Pronóstico de series de tiempo

Bien, hablar de series de tiempo es hablar de pronosticar. En este caso, o en la mayoría de los casos, el objetivo siempre es saber qué va a pasar en el futuro: estimar o predecir, pronosticar cantidades a futuro.

Ejemplo de esto son temperaturas, precios de acciones y, cómo vamos a ver en este ejemplo, la cantidad de bicicletas que estén en uso en una determinada hora.

Las series de tiempo entrarían dentro de lo que son un modelo estadístico que toma como primicia que el futuro se puede predecir a través del pasado. Un pronóstico de serie de tiempo lo que nos da es una idea de lo que pudiera pasar después si sigue pasando lo que ha venido ocurriendo, valga la redundancia.

Datos Ecobici

En este caso, vamos a hablar sobre el sistema de bicicletas públicas de la Ciudad de México. Esto, digamos que en varios puntos de la ciudad hay diferentes estaciones, en donde hay aparcadas o estacionadas bicicletas que los turistas y habitantes pueden usar luego de que se den de alta.

Lo que vamos a estudiar en este vídeo, es cuantos usuarios por hora existen. Entonces, para esto vamos a utilizar datos de febrero. Ahora, vamos a ver cómo obtener los datos.

Por ejemplo vamos a utilizar datos del lunes 24 de febrero, martes 25 y miércoles 26. En donde, vamos a agrupar por hora la cantidad de personas que están usando bicicletas.

Lo que vamos a hacer es pronosticar o predecir lo que pasaría el jueves y el viernes. Entonces, lo que está acá en negro serían los datos que tenemos, es decir el pasado. Por otra parte, lo azul sería el futuro.

Esto es, algo que todavía no hemos visto y queremos predecir en base al pasado.

Obtención de datos de Ecobici

Vamos a ir a la web oficial de ecobici e información de servicio -> https://www.ecobici.cdmx.gob.mx/es/informacion-del-servicio/open-data . Bajamos a descarga de archivos histórico.

Para este ejercicio vamos a seleccionar el año 2020 y el mes de febrero.
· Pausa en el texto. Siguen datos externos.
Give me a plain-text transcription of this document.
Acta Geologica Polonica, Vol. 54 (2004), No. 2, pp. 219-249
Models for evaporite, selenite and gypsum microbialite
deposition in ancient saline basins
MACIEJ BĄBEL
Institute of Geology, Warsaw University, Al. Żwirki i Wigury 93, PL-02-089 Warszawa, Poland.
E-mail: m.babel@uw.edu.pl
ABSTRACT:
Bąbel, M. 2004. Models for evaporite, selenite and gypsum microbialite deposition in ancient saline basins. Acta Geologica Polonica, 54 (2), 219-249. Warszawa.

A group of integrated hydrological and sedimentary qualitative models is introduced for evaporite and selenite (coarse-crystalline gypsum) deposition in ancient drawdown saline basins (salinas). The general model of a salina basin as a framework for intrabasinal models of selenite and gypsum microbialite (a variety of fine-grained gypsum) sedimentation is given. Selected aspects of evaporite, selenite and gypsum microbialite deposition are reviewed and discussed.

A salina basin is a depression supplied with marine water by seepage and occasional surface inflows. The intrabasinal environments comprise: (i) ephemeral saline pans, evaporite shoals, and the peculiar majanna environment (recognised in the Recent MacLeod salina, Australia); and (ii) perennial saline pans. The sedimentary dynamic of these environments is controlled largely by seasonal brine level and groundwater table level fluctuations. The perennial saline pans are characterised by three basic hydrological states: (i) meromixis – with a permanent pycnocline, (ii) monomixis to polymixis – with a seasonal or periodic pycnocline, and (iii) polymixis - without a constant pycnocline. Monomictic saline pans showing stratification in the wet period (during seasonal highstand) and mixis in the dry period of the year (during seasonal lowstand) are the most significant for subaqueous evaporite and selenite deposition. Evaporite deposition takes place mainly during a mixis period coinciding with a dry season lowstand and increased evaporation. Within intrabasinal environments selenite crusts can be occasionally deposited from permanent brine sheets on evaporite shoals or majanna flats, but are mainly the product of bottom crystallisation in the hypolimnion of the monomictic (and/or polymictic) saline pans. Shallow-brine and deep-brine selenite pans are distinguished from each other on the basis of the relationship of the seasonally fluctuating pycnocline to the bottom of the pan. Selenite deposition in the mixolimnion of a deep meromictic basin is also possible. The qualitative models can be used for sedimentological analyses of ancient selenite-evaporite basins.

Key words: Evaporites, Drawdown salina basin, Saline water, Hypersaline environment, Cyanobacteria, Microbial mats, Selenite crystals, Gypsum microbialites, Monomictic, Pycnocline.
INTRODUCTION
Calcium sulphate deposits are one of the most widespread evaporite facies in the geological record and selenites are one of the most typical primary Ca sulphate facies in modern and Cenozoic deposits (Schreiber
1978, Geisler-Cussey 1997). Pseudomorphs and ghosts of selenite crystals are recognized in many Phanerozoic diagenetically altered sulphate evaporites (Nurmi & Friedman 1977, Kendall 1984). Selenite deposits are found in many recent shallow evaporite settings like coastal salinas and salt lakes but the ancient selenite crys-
Luego, descargar y guardamos el archivo. NOTA: el archivo puede ser pesado, si tarda un poco no te preocupes. Luego abrimos el CSV para examinarlo.
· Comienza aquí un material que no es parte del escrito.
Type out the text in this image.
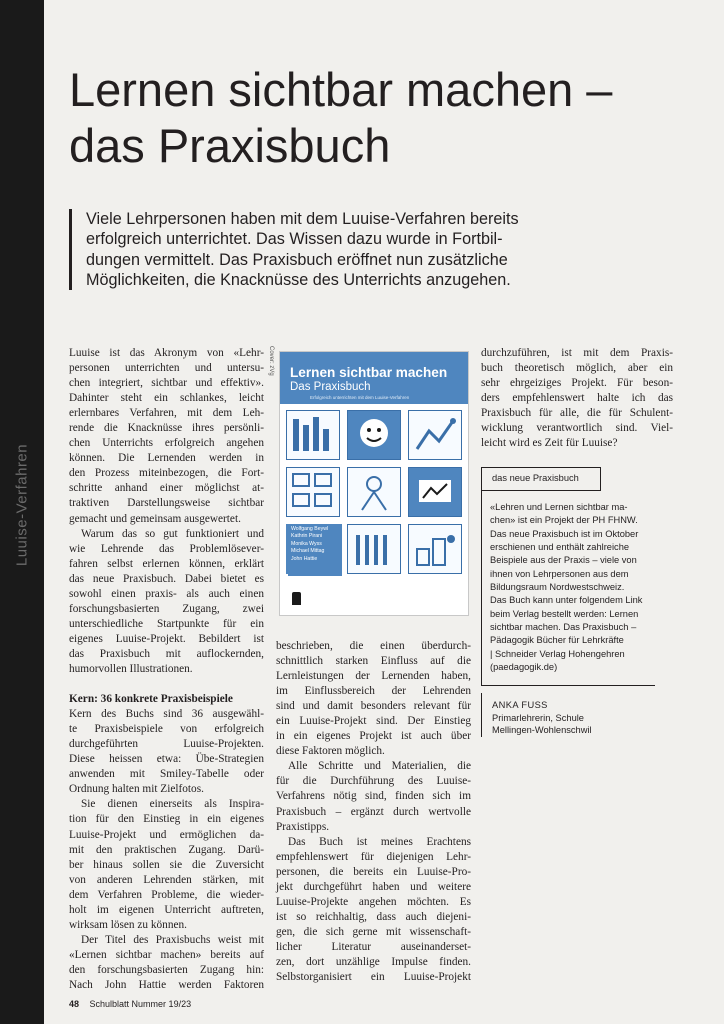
Luuise-Verfahren
Lernen sichtbar machen –
das Praxisbuch
Viele Lehrpersonen haben mit dem Luuise-Verfahren bereits
erfolgreich unterrichtet. Das Wissen dazu wurde in Fortbil-
dungen vermittelt. Das Praxisbuch eröffnet nun zusätzliche
Möglichkeiten, die Knacknüsse des Unterrichts anzugehen.
Luuise ist das Akronym von «Lehr-
personen unterrichten und untersu-
chen integriert, sichtbar und effektiv».
Dahinter steht ein schlankes, leicht
erlernbares Verfahren, mit dem Leh-
rende die Knacknüsse ihres persönli-
chen Unterrichts erfolgreich angehen
können. Die Lernenden werden in
den Prozess miteinbezogen, die Fort-
schritte anhand einer möglichst at-
traktiven Darstellungsweise sichtbar
gemacht und gemeinsam ausgewertet.
Warum das so gut funktioniert und
wie Lehrende das Problemlösever-
fahren selbst erlernen können, erklärt
das neue Praxisbuch. Dabei bietet es
sowohl einen praxis- als auch einen
forschungsbasierten Zugang, zwei
unterschiedliche Startpunkte für ein
eigenes Luuise-Projekt. Bebildert ist
das Praxisbuch mit auflockernden,
humorvollen Illustrationen.

Kern: 36 konkrete Praxisbeispiele
Kern des Buchs sind 36 ausgewähl-
te Praxisbeispiele von erfolgreich
durchgeführten Luuise-Projekten.
Diese heissen etwa: Übe-Strategien
anwenden mit Smiley-Tabelle oder
Ordnung halten mit Zielfotos.
Sie dienen einerseits als Inspira-
tion für den Einstieg in ein eigenes
Luuise-Projekt und ermöglichen da-
mit den praktischen Zugang. Darü-
ber hinaus sollen sie die Zuversicht
von anderen Lehrenden stärken, mit
dem Verfahren Probleme, die wieder-
holt im eigenen Unterricht auftreten,
wirksam lösen zu können.
Der Titel des Praxisbuchs weist mit
«Lernen sichtbar machen» bereits auf
den forschungsbasierten Zugang hin:
Nach John Hattie werden Faktoren
Cover: zVg Lernen sichtbar machen
Das Praxisbuch
Erfolgreich unterrichten mit dem Luuise-Verfahren
Wolfgang Beywl
Kathrin Pirani
Monika Wyss
Michael Mittag
John Hattie
beschrieben, die einen überdurch-
schnittlich starken Einfluss auf die
Lernleistungen der Lernenden haben,
im Einflussbereich der Lehrenden
sind und damit besonders relevant für
ein Luuise-Projekt sind. Der Einstieg
in ein eigenes Projekt ist auch über
diese Faktoren möglich.
Alle Schritte und Materialien, die
für die Durchführung des Luuise-
Verfahrens nötig sind, finden sich im
Praxisbuch – ergänzt durch wertvolle
Praxistipps.
Das Buch ist meines Erachtens
empfehlenswert für diejenigen Lehr-
personen, die bereits ein Luuise-Pro-
jekt durchgeführt haben und weitere
Luuise-Projekte angehen möchten. Es
ist so reichhaltig, dass auch diejeni-
gen, die sich gerne mit wissenschaft-
licher Literatur auseinanderset-
zen, dort unzählige Impulse finden.
Selbstorganisiert ein Luuise-Projekt
durchzuführen, ist mit dem Praxis-
buch theoretisch möglich, aber ein
sehr ehrgeiziges Projekt. Für beson-
ders empfehlenswert halte ich das
Praxisbuch für alle, die für Schulent-
wicklung verantwortlich sind. Viel-
leicht wird es Zeit für Luuise?
das neue Praxisbuch
«Lehren und Lernen sichtbar ma-
chen» ist ein Projekt der PH FHNW.
Das neue Praxisbuch ist im Oktober
erschienen und enthält zahlreiche
Beispiele aus der Praxis – viele von
ihnen von Lehrpersonen aus dem
Bildungsraum Nordwestschweiz.
Das Buch kann unter folgendem Link
beim Verlag bestellt werden: Lernen
sichtbar machen. Das Praxisbuch –
Pädagogik Bücher für Lehrkräfte
| Schneider Verlag Hohengehren
(paedagogik.de)
ANKA FUSS
Primarlehrerin, Schule
Mellingen-Wohlenschwil
48 Schulblatt Nummer 19/23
Donde nos va a interesar la Fecha y la Hora de retiro. Para esto vamos a hacer un análisis en dplyr, como hemos visto en entradas anteriores.

Procesamiento de datos

En este caso, nos interesan los viajes por hora. Vamos a trabajar con las fechas y luego vamos a tomar la última semana de febrero para hacer un conteo por hora. Vamos a ver cómo hacer esto en R.

Muy bien, lo primero acá es que vamos a utilizar los paquetes

library(tidyverse)
library(lubridate)

En este caso, lubridate que es un paquete especial para todo lo que tiene que ver con fechas en R viene muy bien para trabajar series de tiempo de forma conjunta.

Lectura del csv

Para esto, usamos la función file.choose() y buscamos la ruta donde está el archivo. Recuerda que en esta otra entrada vimos como cargar datos CSV en R.

# leer csv
file.choose()
raw_data <- read_csv("C:\\ruta_carpeta\\2020-02.csv")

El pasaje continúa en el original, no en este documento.